Еще в одной коробке оказывается жестяная банка с билетами: на самолеты, концерты, поезда. Старый израильский паспорт – Яэль – с кучей печатей. Под ним лежит пара очень старых черно-белых фоток. Я даже не сразу понимаю, что это саба. Я еще никогда не видел его таким молодым и не знал, что есть фотографии, пережившие войну. Но это он, ошибки быть не может. Глаза как у Яэль. И как у меня. На одном снимке он обнимает симпатичную девушку: она темноволосая с таинственным взглядом. Он смотрит на нее с обожанием. Она кажется мне знакомой, но это не может быть Наоми, с ней он познакомился только после войны.

Я надеюсь найти какие-нибудь еще фотографии сабы с этой девушкой, но обнаруживаю лишь полиэтиленовый пакет со старыми газетными вырезками – на них тоже она. Я изучаю их внимательно. На ней модное платье, а по бокам стоят двое мужчин во фраках. Я подношу вырезку к свету. Текст сильно выцвел, он на венгерском языке, но в нем есть имена: Петер Лорре[68], Фриц Ланг [69] – это звезды Голливуда, я их знаю, а третье имя мне незнакомо, Ольга Сабо.

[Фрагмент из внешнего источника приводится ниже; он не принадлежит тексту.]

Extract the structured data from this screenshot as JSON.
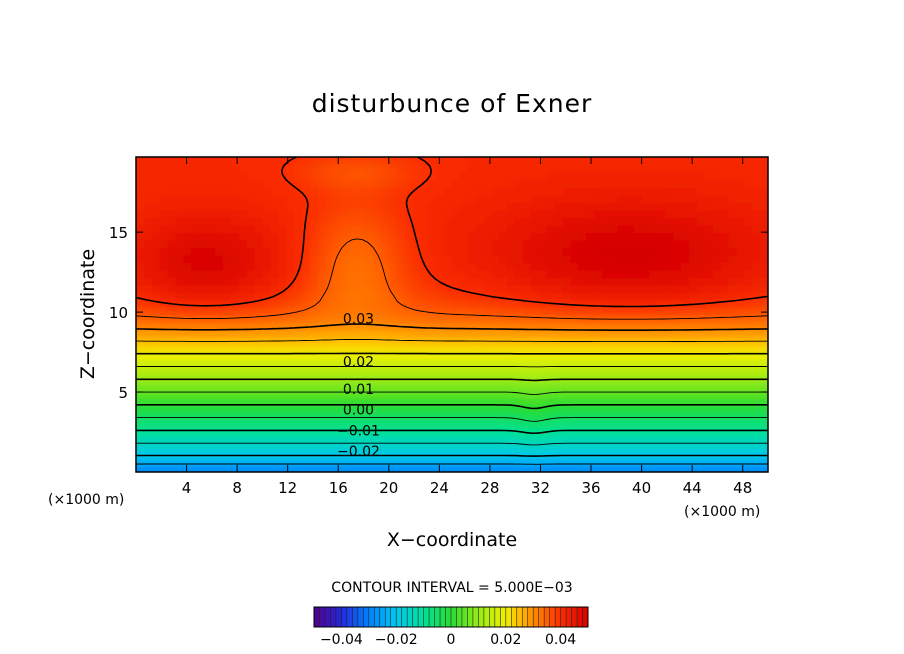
{
  "chart_data": {
    "type": "contour",
    "title": "disturbunce of Exner",
    "xlabel": "X−coordinate",
    "ylabel": "Z−coordinate",
    "x_unit_left": "(×1000 m)",
    "x_unit_right": "(×1000 m)",
    "xlim": [
      0,
      50
    ],
    "ylim": [
      0,
      19.7
    ],
    "x_ticks": [
      4,
      8,
      12,
      16,
      20,
      24,
      28,
      32,
      36,
      40,
      44,
      48
    ],
    "x_tick_labels": [
      "4",
      "8",
      "12",
      "16",
      "20",
      "24",
      "28",
      "32",
      "36",
      "40",
      "44",
      "48"
    ],
    "y_ticks": [
      5,
      10,
      15
    ],
    "y_tick_labels": [
      "5",
      "10",
      "15"
    ],
    "contour_interval_text": "CONTOUR INTERVAL = 5.000E−03",
    "contour_interval": 0.005,
    "line_labels": [
      {
        "text": "0.03",
        "x": 17.6,
        "z": 9.6
      },
      {
        "text": "0.02",
        "x": 17.6,
        "z": 6.9
      },
      {
        "text": "0.01",
        "x": 17.6,
        "z": 5.2
      },
      {
        "text": "0.00",
        "x": 17.6,
        "z": 3.9
      },
      {
        "text": "−0.01",
        "x": 17.6,
        "z": 2.6
      },
      {
        "text": "−0.02",
        "x": 17.6,
        "z": 1.3
      }
    ],
    "colorbar": {
      "min": -0.05,
      "max": 0.05,
      "tick_values": [
        -0.04,
        -0.02,
        0,
        0.02,
        0.04
      ],
      "tick_labels": [
        "−0.04",
        "−0.02",
        "0",
        "0.02",
        "0.04"
      ]
    }
  }
}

Я откладываю фотографии в сторону и продолжаю рыться в коробках. Еще в одной я нахожу бессчетное множество всяких памятных вещиц. Еще бумаги. В следующей – большой желтый конверт. Из него вываливаются другие фотографии: я, Яэль, Брам с отдыха в Хорватии. Я снова вспоминаю, как мы с Брамом каждое утро ходили в доки и покупали свежую рыбу, которую никто не умел готовить. Вот еще один снимок: мы собрались кататься на коньках, в тот год каналы замерзли, так что все схватились за коньки. Еще один: мы празднуем сороковой день рождения Брама, гостей целая толпа, все вышли на берег, на улицу, к нам присоединились и соседи, и мы отмечали всей улицей. Фотографии со съемки для журнала, в том числе тот кадр, из которого меня впоследствии вырезали. Просмотрев всю стопку, я замечаю, что одна фотография прилипла к конверту. Я осторожно ее отделяю.

Из меня вырывается звук, не похожий ни на вздох, ни на всхлип. Он живой, как птица, энергично машущая крыльями на взлете. Потом он растворяется в послеобеденной тишине.